Note that to test your draw() method before you start working on animation, you might want to assign random values in the range 0.2 to 0.8 to hFraction and vFraction. However, in the end, the animation will work best if you initialize those values to 0.5.


Finally, you have to worry about the animation. The QuadTreeNode class defines a method

public void update(int frameNumber)

This method is called just before each frame of the animation is drawn. Its purpose is to update the values of the variables hFraction and vFraction in a non-leaf node (and of course in all of its child trees). Nothing needs to be done to update a leaf node (unless you wanted to animate the color, which might be an interesting effect.) The question is, how to set the values of hFraction and vFraction? Each of these variables should oscillate between their minimum value (0.2) and their maximum value (0.8). They need to oscillate at different, randomly chosen rates. There are several ways to make the value of a variable go through a loop as the frameNumber increases. The one that I like for this project uses the mathematical function sin(x), which gives a nice, smooth oscillating motion. Suppose that you want the value of a variable to loop between 0.2 and 0.8 over the course of P frames. (The "P" stands for "period" and is referred to as the period of the loop.) Then in each frame, the value of the variable can be set to

0.5  +  0.3 * Math.sin( 2*Math.PI * frameNumber / P )
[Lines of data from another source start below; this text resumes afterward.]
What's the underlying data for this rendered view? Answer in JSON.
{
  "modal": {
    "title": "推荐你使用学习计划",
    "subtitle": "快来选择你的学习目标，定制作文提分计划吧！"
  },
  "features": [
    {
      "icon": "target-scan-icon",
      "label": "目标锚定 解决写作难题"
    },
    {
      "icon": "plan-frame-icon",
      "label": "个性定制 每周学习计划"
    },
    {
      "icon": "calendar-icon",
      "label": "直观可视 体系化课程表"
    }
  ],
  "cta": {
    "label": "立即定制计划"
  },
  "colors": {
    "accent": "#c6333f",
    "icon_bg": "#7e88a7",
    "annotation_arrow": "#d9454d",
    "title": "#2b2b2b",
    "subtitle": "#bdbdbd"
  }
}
When a non-leaf node is constructed, you just need to randomly select the period that will be used for hFraction, and randomly select another period to be used for vFraction. Keep in mind that the period represents the number of frames that it takes for the loop to repeat, and that there are 60 frames per second. You will probably have to experiment to get reasonable speeds.


I could suggest a few improvements to the program. These improvements are not required. For one thing, I think the program looks nicer if the lines that separate the quadrants in a node's picture have different linewidths, depending on how deep the node is in the tree. In fact, the quadtree images on this page use that effect. To implement this in my program, I save the tree-height variable from the constructor that created the node in an instance variable, and I use that value as the linewidth for the lines in the draw() method.

The second improvement requires you to modify QuadTreeArt.java to give the user the option of making art in which the colors of the leaf nodes are shades of gray. You can easily add a CheckBox to the strip of controls along the bottom of the window. When a new quadtree is constructed, the setting of the CheckBox can be used to determine whether the new tree should use color or gray. To implement this, you will need to add a boolean parameter to the QuadTreeNode constructor to tell it whether to use color or gray.

And one more tiny improvement: I think that the animation looks better when it is starting if some of the periods for hFraction and vFraction are negative numbers. To implement that, you can select a positive period at random then, if the value of a random number is less than 0.5, multiply the selected period by -1. (Without this modification, all of the dividing lines start out moving down or to the right when the animation begins; a negative period makes a line start out moving up or to the left.)